LiveMedBench: un benchmark medico senza contaminazione per LLM con valutazione automatica tramite rubriche
LiveMedBench: A Contamination-Free Medical Benchmark for LLMs with Automated Rubric Evaluation
February 10, 2026
Autori: Zhiling Yan, Dingjie Song, Zhe Fang, Yisheng Ji, Xiang Li, Quanzheng Li, Lichao Sun
cs.AI
Abstract
L'implementazione di Large Language Model (LLM) in contesti clinici ad alto rischio richiede una valutazione rigorosa e affidabile. Tuttavia, i benchmark medici esistenti rimangono statici e soffrono di due limitazioni critiche: (1) la contaminazione dei dati, in cui i set di test vengono involontariamente inclusi nei corpora di addestramento, portando a stime di performance inflazionate; e (2) il disallineamento temporale, che non riesce a cogliere la rapida evoluzione delle conoscenze mediche. Inoltre, le metriche di valutazione attuali per il ragionamento clinico a risposta aperta si basano spesso su una superficiale sovrapposizione lessicale (ad es., ROUGE) o su punteggi soggettivi forniti da un LLM come giudice (LLM-as-a-Judge), entrambi inadeguati per verificare la correttezza clinica. Per colmare queste lacune, presentiamo LiveMedBench, un benchmark continuamente aggiornato, privo di contaminazione e basato su rubriche, che raccoglie settimanalmente casi clinici reali da comunità mediche online, garantendo una rigorosa separazione temporale dai dati di addestramento del modello.

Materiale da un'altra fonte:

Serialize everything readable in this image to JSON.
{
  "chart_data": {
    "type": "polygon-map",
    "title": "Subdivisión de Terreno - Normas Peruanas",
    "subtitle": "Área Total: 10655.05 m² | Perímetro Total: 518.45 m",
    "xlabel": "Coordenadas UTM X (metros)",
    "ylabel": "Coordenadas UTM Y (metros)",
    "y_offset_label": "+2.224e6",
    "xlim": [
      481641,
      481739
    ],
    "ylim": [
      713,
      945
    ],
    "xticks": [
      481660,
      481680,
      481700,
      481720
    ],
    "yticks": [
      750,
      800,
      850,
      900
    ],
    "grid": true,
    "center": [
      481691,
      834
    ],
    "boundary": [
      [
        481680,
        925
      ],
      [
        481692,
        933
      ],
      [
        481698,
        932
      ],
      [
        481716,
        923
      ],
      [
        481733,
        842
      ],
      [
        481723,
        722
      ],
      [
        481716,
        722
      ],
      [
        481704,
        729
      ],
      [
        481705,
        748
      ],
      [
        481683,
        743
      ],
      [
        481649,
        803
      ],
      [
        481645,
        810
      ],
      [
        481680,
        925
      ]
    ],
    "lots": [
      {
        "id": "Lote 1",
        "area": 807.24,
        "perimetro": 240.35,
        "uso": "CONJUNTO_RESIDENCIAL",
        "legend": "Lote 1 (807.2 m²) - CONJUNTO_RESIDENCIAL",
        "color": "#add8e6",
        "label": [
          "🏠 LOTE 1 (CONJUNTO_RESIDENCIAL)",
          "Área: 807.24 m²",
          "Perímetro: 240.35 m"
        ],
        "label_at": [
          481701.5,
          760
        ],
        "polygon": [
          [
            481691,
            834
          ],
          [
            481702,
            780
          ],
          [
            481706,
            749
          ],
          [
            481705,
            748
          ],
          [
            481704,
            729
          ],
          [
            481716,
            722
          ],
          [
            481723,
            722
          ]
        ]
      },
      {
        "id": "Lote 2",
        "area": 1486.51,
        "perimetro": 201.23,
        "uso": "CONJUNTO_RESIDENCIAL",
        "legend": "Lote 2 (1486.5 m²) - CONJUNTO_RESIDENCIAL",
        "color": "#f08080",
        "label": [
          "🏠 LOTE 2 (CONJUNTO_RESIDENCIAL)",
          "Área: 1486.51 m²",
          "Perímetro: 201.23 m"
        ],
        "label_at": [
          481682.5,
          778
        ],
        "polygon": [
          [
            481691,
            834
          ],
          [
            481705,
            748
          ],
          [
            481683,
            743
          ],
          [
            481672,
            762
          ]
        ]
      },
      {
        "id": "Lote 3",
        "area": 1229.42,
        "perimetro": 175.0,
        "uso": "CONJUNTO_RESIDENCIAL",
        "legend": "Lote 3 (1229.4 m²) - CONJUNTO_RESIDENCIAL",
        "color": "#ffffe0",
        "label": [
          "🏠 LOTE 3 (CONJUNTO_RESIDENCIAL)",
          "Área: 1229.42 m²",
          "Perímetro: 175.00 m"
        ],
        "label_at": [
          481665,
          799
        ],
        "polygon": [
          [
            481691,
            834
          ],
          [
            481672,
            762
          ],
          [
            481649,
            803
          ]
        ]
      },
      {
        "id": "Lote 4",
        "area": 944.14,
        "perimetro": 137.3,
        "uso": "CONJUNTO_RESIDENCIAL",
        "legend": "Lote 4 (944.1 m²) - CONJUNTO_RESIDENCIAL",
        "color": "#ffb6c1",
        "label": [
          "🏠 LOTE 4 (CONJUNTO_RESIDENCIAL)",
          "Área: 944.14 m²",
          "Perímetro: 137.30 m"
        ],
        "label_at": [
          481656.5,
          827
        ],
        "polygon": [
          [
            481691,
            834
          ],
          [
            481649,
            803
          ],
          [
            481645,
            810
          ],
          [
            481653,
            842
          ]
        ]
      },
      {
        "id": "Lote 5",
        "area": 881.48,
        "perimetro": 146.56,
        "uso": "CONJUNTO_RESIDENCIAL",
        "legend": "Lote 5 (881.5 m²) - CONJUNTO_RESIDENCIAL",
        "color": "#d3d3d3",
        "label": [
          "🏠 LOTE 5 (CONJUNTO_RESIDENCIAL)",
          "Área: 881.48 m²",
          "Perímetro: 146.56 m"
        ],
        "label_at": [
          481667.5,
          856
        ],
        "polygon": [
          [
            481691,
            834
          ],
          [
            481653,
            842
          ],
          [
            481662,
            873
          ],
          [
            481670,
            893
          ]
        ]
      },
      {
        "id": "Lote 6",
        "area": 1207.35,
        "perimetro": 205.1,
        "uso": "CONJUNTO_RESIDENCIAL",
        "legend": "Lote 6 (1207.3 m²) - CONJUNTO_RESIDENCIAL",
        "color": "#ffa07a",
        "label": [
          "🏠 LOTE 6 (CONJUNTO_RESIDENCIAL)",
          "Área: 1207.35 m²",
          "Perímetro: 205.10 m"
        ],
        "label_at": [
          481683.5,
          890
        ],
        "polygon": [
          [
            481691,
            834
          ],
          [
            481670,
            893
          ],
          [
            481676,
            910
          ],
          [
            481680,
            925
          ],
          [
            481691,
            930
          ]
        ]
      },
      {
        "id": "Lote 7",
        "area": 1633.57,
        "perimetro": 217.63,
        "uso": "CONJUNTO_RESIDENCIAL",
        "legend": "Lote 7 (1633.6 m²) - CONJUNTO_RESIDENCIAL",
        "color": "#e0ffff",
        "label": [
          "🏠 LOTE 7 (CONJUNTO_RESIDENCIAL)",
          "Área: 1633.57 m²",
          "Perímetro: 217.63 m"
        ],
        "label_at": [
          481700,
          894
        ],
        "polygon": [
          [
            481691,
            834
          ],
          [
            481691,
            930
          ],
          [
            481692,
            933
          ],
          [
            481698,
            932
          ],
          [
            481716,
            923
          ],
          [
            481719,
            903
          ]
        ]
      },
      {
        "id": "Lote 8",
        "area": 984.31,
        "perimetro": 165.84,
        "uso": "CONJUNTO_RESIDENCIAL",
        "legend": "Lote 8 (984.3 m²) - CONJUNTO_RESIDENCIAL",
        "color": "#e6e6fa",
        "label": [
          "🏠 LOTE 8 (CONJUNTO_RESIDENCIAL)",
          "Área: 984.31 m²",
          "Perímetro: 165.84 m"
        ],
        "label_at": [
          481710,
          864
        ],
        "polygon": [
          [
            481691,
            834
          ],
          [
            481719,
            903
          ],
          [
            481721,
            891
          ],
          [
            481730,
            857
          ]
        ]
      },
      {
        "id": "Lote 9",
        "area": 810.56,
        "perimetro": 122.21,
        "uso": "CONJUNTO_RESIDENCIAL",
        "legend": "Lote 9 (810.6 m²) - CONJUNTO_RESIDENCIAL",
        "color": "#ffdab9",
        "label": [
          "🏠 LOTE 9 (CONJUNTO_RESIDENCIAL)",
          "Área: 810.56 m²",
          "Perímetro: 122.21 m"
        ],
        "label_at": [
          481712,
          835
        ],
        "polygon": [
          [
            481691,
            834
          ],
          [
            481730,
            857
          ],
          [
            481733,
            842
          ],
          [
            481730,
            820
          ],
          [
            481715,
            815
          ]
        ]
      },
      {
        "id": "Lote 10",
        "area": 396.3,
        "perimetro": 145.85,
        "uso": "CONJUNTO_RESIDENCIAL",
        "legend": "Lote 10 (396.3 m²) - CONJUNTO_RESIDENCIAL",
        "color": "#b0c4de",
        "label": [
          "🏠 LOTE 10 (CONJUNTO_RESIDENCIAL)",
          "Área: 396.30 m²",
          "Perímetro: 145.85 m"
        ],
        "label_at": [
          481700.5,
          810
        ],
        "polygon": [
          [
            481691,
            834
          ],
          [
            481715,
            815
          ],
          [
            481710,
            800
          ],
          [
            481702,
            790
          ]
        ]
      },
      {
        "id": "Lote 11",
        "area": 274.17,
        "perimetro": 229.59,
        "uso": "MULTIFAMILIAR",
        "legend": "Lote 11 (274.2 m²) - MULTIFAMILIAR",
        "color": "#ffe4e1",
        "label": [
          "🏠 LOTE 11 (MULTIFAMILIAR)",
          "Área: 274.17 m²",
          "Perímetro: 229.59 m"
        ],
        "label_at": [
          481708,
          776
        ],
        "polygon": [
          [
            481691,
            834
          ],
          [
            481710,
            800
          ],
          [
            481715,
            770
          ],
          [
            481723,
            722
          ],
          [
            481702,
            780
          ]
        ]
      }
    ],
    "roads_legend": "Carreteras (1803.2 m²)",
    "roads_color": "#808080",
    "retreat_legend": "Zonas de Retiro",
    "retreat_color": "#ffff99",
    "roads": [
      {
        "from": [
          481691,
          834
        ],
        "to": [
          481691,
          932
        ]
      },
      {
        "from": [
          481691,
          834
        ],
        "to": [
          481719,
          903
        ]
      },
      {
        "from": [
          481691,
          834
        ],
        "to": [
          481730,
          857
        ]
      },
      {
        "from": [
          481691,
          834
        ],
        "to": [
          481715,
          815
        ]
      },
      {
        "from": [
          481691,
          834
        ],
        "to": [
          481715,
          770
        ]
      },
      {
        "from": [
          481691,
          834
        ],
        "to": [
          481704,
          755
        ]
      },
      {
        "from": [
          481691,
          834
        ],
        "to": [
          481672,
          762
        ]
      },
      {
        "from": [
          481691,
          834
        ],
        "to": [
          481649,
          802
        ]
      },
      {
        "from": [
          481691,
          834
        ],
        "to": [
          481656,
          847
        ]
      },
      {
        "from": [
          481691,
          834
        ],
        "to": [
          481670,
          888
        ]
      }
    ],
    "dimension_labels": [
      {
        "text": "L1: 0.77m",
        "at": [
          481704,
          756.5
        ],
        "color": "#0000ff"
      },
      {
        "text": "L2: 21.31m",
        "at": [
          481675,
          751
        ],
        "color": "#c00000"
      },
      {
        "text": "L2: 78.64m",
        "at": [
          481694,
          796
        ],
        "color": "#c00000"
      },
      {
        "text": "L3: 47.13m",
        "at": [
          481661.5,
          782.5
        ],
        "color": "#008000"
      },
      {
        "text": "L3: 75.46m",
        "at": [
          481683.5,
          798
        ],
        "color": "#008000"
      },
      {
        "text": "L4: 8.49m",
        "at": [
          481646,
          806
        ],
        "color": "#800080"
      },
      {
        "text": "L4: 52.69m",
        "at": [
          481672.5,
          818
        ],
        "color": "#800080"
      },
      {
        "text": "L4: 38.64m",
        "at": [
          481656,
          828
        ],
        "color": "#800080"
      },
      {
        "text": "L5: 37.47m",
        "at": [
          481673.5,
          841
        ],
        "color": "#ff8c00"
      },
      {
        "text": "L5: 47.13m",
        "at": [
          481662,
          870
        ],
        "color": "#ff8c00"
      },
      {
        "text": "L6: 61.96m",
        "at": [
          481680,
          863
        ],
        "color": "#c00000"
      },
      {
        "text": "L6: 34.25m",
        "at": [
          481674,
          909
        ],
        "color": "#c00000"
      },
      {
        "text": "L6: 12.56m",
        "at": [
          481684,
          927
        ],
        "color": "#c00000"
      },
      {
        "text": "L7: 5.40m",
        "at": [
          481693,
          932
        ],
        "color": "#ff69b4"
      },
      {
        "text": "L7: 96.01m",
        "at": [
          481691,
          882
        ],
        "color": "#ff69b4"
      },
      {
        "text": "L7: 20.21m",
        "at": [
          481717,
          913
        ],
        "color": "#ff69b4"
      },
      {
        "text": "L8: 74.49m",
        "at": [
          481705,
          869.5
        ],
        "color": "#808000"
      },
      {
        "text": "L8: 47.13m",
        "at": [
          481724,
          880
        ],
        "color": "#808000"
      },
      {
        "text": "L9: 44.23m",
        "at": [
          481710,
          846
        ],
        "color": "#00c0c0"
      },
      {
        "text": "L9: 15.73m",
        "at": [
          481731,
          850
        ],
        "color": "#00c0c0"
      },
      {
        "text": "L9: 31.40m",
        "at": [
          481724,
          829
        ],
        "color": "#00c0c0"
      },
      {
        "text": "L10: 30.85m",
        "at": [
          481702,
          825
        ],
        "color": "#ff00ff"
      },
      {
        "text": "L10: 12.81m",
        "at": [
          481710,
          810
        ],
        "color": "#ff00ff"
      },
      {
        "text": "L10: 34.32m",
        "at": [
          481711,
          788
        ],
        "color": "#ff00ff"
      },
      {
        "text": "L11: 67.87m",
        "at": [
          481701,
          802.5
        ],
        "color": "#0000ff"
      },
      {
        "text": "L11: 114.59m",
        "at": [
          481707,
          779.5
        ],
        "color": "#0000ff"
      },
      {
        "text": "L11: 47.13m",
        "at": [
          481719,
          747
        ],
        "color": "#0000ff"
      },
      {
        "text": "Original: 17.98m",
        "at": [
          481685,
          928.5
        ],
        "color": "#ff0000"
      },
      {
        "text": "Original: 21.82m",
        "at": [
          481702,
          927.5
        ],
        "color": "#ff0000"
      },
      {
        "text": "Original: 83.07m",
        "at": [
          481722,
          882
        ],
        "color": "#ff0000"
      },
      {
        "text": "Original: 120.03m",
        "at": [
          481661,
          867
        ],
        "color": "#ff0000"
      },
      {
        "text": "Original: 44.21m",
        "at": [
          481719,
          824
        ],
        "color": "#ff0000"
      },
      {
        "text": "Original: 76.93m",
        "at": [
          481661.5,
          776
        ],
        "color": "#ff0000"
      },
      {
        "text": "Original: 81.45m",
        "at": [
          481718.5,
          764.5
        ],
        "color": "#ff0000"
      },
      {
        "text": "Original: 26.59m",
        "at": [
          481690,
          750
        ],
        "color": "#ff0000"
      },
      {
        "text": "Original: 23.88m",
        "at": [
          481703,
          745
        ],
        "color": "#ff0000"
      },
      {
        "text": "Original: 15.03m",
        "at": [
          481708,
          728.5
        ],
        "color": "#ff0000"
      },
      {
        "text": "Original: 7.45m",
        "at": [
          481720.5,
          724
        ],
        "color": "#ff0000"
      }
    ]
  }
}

Proponiamo un Multi-Agent Clinical Curation Framework che filtra il rumore dei dati grezzi e convalida l'integrità clinica rispetto a principi medici basati sull'evidenza. Per la valutazione, sviluppiamo un Automated Rubric-based Evaluation Framework che scompone le risposte dei medici in criteri granulari e specifici per caso, raggiungendo un allineamento sostanzialmente più forte con i medici esperti rispetto al metodo LLM-as-a-Judge. Ad oggi, LiveMedBench comprende 2.756 casi reali che coprono 38 specialità mediche e più lingue, associati a 16.702 criteri di valutazione unici. Una valutazione estensiva di 38 LLM rivela che anche il modello con le migliori performance raggiunge solo il 39,2%, e l'84% dei modelli mostra un degrado delle performance su casi successivi al cutoff, confermando pervasivi rischi di contaminazione dei dati. L'analisi degli errori identifica inoltre l'applicazione contestuale – non la conoscenza fattuale – come il collo di bottiglia dominante, con il 35-48% degli errori derivanti dall'incapacità di adattare le conoscenze mediche ai vincoli specifici del paziente.
English
The deployment of Large Language Models (LLMs) in high-stakes clinical settings demands rigorous and reliable evaluation. However, existing medical benchmarks remain static, suffering from two critical limitations: (1) data contamination, where test sets inadvertently leak into training corpora, leading to inflated performance estimates; and (2) temporal misalignment, failing to capture the rapid evolution of medical knowledge. Furthermore, current evaluation metrics for open-ended clinical reasoning often rely on either shallow lexical overlap (e.g., ROUGE) or subjective LLM-as-a-Judge scoring, both inadequate for verifying clinical correctness. To bridge these gaps, we introduce LiveMedBench, a continuously updated, contamination-free, and rubric-based benchmark that weekly harvests real-world clinical cases from online medical communities, ensuring strict temporal separation from model training data. We propose a Multi-Agent Clinical Curation Framework that filters raw data noise and validates clinical integrity against evidence-based medical principles. For evaluation, we develop an Automated Rubric-based Evaluation Framework that decomposes physician responses into granular, case-specific criteria, achieving substantially stronger alignment with expert physicians than LLM-as-a-Judge. To date, LiveMedBench comprises 2,756 real-world cases spanning 38 medical specialties and multiple languages, paired with 16,702 unique evaluation criteria. Extensive evaluation of 38 LLMs reveals that even the best-performing model achieves only 39.2%, and 84% of models exhibit performance degradation on post-cutoff cases, confirming pervasive data contamination risks. Error analysis further identifies contextual application-not factual knowledge-as the dominant bottleneck, with 35-48% of failures stemming from the inability to tailor medical knowledge to patient-specific constraints.